Paul
Goble
Staunton, November 23 – The two most
important demographic trends in Russia today is the flight of population from
the east to the west, and the movement of people from the provinces to the
major cities – and above all, the urban agglomerations of Moscow and St.
Petersburg, according to Nikita Mkrtchyan.
Both Soviet and post-Soviet
governments have tried to limit the growth of the cities, the Higher School of
Economics demographer says, but without any success; and the collapse of
subsidies to get Russians to move east and north has meant that they are
flowing west and south (takiedela.ru/2017/11/takaya-migraciya/).
The combined
consequence of these two trends, he continues, is that Moscow and Petersburg
continue to expand and thereby contribute to the hollowing out of the rest of
Russia and especially the Middle Volga and Siberia, a development that is so
fraught with consequences for the country that one is compelled to ask
“whenever will this end?”
Mrkrtchyan points out that this
development has many consequences for both the cities and the countryside. One
of the most striking if least commented upon is that “at a minimum 90 percent
of current urban residents have either parents or grandparents who are from the
villages and countryside” and thus are more incompletely urbanized than many
might expect.
In the Soviet period, “the
population of rural areas and small cities grew – and that compensated for the
outflow of population to the cities.”
But after 1991, the population stopped growing and so there was nothing
to compensate for losses caused by outmigration and both rural areas and
smaller cities began to decline in size.
In-migration from CIS countries between
1990 and 2016 numbered more than nine million, which compensated for about 70
percent of the Russian population decline; but almost all of this flowed to the
cities and especially the two capitals, thus exacerbating the situation in smaller
cities and rural areas.
In fact, Mrkrtchyan
says, outside the capitals, “foreign migration compensated not so much for
depopulation as for the outflow of their population” to Moscow and St.
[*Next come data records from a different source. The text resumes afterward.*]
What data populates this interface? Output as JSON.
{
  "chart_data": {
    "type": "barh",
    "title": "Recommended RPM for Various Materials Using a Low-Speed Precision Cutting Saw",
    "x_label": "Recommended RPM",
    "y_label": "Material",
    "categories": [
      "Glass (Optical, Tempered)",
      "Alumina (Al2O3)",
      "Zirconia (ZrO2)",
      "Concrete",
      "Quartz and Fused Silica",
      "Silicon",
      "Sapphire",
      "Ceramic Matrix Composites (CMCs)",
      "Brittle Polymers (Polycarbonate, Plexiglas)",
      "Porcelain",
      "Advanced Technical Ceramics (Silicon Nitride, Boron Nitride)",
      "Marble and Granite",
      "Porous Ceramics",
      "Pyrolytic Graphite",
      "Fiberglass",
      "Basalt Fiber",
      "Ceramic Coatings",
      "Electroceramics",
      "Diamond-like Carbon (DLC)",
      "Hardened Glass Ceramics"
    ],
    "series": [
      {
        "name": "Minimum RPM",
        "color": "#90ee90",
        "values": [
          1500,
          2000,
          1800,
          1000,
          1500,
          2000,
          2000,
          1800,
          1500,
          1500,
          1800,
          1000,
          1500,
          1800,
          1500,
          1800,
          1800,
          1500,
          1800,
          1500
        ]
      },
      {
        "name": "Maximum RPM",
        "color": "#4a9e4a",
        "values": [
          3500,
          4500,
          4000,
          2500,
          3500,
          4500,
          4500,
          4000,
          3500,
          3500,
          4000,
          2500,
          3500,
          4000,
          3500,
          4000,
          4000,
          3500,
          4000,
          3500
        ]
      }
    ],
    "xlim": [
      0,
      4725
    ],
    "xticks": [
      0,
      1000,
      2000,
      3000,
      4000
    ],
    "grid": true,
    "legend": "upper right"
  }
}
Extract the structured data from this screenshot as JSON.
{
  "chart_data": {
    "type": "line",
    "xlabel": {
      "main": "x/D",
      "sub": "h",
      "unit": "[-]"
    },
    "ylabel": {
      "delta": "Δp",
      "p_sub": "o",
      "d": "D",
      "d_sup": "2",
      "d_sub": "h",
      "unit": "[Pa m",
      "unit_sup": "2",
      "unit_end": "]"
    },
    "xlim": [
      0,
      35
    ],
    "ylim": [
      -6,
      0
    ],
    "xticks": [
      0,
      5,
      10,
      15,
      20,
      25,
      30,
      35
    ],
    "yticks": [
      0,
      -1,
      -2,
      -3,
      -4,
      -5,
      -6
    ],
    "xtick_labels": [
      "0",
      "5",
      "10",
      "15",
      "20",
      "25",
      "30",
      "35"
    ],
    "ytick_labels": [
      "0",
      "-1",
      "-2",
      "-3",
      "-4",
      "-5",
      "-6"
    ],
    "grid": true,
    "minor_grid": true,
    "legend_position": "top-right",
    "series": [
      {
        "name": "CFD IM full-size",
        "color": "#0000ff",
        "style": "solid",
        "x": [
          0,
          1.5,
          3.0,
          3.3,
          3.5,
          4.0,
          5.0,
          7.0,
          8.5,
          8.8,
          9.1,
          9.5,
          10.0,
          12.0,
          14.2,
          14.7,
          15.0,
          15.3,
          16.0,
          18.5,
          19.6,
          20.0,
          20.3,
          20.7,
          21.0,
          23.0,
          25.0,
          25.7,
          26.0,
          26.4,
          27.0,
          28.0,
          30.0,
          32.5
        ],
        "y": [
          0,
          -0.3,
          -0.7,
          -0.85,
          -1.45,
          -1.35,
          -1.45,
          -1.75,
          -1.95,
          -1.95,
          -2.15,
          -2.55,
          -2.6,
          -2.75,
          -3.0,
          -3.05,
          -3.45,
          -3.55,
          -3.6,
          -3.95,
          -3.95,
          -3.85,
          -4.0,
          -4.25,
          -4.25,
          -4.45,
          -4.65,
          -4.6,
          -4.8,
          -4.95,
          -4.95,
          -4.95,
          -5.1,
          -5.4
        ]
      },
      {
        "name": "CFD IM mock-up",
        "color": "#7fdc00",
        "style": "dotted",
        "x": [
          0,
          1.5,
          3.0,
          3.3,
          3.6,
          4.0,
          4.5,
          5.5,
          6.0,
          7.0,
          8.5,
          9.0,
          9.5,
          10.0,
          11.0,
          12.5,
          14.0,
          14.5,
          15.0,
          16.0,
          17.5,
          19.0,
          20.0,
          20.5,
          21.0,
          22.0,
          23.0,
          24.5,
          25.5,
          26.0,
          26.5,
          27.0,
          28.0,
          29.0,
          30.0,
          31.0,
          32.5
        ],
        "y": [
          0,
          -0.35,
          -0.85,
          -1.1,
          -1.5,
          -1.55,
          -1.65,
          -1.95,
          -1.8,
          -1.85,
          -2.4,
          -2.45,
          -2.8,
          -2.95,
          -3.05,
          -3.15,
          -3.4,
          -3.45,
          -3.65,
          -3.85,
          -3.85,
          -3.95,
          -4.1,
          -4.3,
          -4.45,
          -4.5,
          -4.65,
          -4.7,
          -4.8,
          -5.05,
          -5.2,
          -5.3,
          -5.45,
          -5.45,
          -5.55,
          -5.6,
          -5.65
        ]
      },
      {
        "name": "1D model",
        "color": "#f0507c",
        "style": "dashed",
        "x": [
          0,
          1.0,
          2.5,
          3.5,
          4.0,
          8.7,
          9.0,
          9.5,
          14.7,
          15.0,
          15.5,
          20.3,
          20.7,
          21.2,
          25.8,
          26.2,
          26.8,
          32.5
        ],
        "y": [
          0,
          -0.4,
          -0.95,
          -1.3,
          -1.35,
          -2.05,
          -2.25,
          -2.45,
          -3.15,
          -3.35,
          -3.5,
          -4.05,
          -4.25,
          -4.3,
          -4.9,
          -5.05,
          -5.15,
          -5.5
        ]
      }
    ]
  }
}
Petersburg. And that was only in the
regions of the European portion of the country and areas adjoining Kazakhstan.
In the eastern part of the country, migrants from post-Soviet countries were
unwilling to resettle.”
During Soviet times, he continues, “people
went ‘North’ for ‘the long ruble’ [high, subsidized pay] but now the ruble has
become longer in the west and the vector of migration has changed direction.
Especially rapidly have declined the number of residents of the Far East,” with
90 percent of its 1.8 million decline from 1990 to 2016 heading west.
At the same time, “depopulation
did not play such a role there as in Western parts of the country [such as
predominantly ethnic Russian regions west of the Urals]: the population here is
as before younger, and in a number of regions (Tyva, Sakha and Buryatia) [all
non-Russian] a relatively high birthrate remained.”
Rosstat has made three estimates about
the future of Russia’s population, high, mid-range and low; but “only in the
optimistic” high one will the population outside of the capitals grow over the
next 30 years – and that would require radical changes in behavior that few
experts expect.
The most likely pattern will see “the
largest losses” in the Volga and Central Russian regions: “they will suffer
both from depopulation and from outmigration.” The situation in the Far East
while dire will not be as bad as in these two areas because the remaining population
is relatively younger although it too will likely continue to fall, Mrkrtchyan
says.
The most pessimistic projections
show Moscow’s population rising to 14 percent of the country’s total by 2030, a
high figure but not as high as in many places where the capital city accounts
for up t 30 percent of the population.
But what is worrisome is that few other Russian cities are population
magnets.
Policies adopted up to now have done
little to change that, the demographer says. “What is required is a radical
restructuring of socio-economic and budgetary policy and enormous investments
in infrastructure,” none of which appear likely anytime soon.